Greetings from Goblin Island, where we’ve been BUSY.
Because we’ve been so busy (and learn more about what we’re up to at Ungerleider Works!) today’s newsletter is going to go straight to the media recommendations.
Let’s do this thing.
40,000 Words on Crypto


This thing. Matt Levine (the dude who writes Money Stuff, the only newsletter that actually translates global finance for normies) just wrote 40,000 words on crypto for Bloomberg.1
If you don’t have patience for reading what’s basically a non-fiction-book-in-the-form-of-a-magazine-article about the biggest shift in the world economy since credit cards, check out 10 Takeaways From Matt Levine’s “The Crypto Story.”

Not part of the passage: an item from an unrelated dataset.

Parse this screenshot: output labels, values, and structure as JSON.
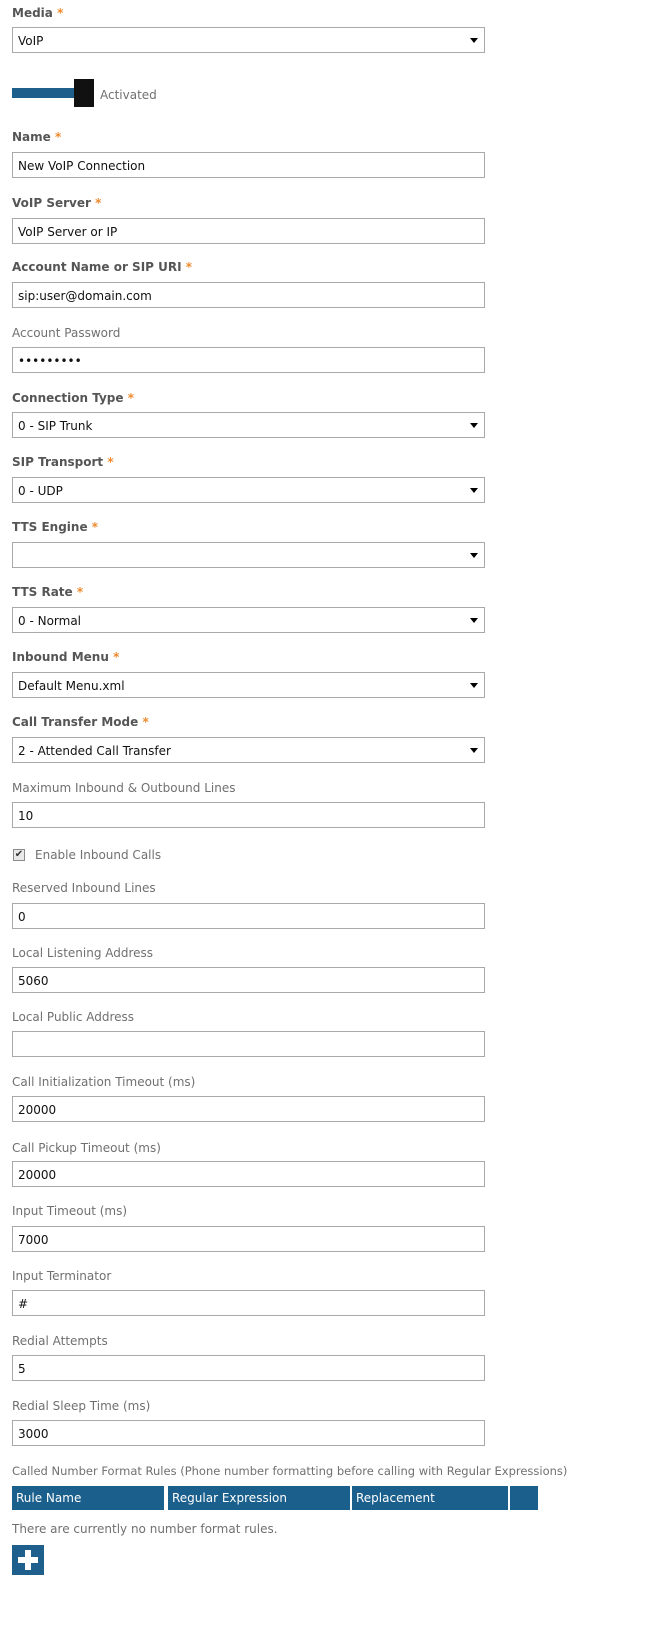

“If you’re a certain sort of financial person,” Levine writes, the crypto world “is incredibly, incredibly beautiful. You wake up one day, and there’s just a whole other financial system. It’s full of smart people building interesting things, and it’s full of idiots making terrible mistakes. People have built brilliant new ways to make financial bets that you can use, and they’ve built insane new ways to make financial bets that you can exploit.”
Curious Coincidence: A journey to the origins of COVID-19.
Where did COVID come from? Why is the virus so damned weird? Was it from the wild, a lab leak or something else entirely? And what the heck is gain of function research anyway?
MIT Technology Review biomedicine senior editor Antonio Regalado’s masterful six-part podcast Curious Coincidence is a must-listen investigation into COVID’s origins. It’s also refreshingly unorthodox for an institutional podcast and gleefully pisses all over the conventional wisdom for this sort of thing.
Recommended.
Adam Curtis’ TraumaZone
British documentary maker Adam Curtis has a distinct style. You know how you can tell a Werner Herzog movie right off the bat? Curtis is like that.
His new BBC documentary, TraumaZone, is helpfully up on YouTube for non-UK viewers. It tells the story of the Soviet Union’s collapse, the rapid destruction of an entire society when a system enters decline and how Putin’s Russia became Putin’s Russia, which is, uhh… relevant in 2022!
I like Curtis’ explanation in The Guardian:
I’ve just made TraumaZone, a series of films about another time when that was happening. It was in Russia in the 1990s after communism collapsed. Those in charge began an experiment to create an extreme form of capitalism. I made it because I don’t think we in the west understand what the Russians went through: a cataclysm that tore apart the foundations of society.
Enjoy. (Or cry, or mope! Open form, y’all.)
Lex Fridman x Kanye ‘Ye’ West
Yup… that dude. Podcaster Lex Fridman (Who is Jewish, which is very relevant to the interview) sits down with Kanye West for a two-and-a-half hour, very awkward interview.
Have you had mentally ill people in your life who have self-destructed in visible ways and caused collateral damage to their loved ones in the process? I sure have! I’m betting many of you have too.2
I’m a fan of Fridman’s podcasts. An AI researcher who moved into podcasting through some very complicated life paths that I’m not too sure of myself, he’s normally relatively non-emotional on his podcasts. That changes in this one.
Fridman calls West out on his anti-semitism and erratic behavior on air as West meanders from answer to answer3. West escalates and finally, later in the interview, figures out ways to deescalate him.
Why am I recommending this? As a person of Jewish-American ethnicity who has no real interest in promoting the opinions of a pretty damn vocal anti-semite?
Here’s the thing… We live in 2022. If a celebrity wants to self-destruct because of their visible mental illness in 2022, there is an entire media ecosystem at their availability to help them self-destruct. Everyone loves watching a celebrity collapse and flail as long as they don’t have a personal stake in the game.
In an ideal world West would have loved ones taking the computer and phone away from him and having some real talk.
But we’re not in an ideal world, dude’s dominating the news cycle and here we are.
Jess Zafarris’ Haunted Twitter

Finally, seeing as we’re in the Halloween season—check out Jess Zafarris’ tale of encountering something fucking weird in the Connecticut woods.
Is it a genuine paranormal encounter? A very, very well-crafted spooky fiction story in Twitter form? I don’t know… but I do know you should read it.
Thanks Zack for the tipoff - much appreciated.
Hey readers who grew up with mentally ill family and friends. You know how this mess goes.
As quite a few YouTube commenters noted, putting timestamps on topics in a video/podcast interview with the 2022 incarnation of Kanye West is hard.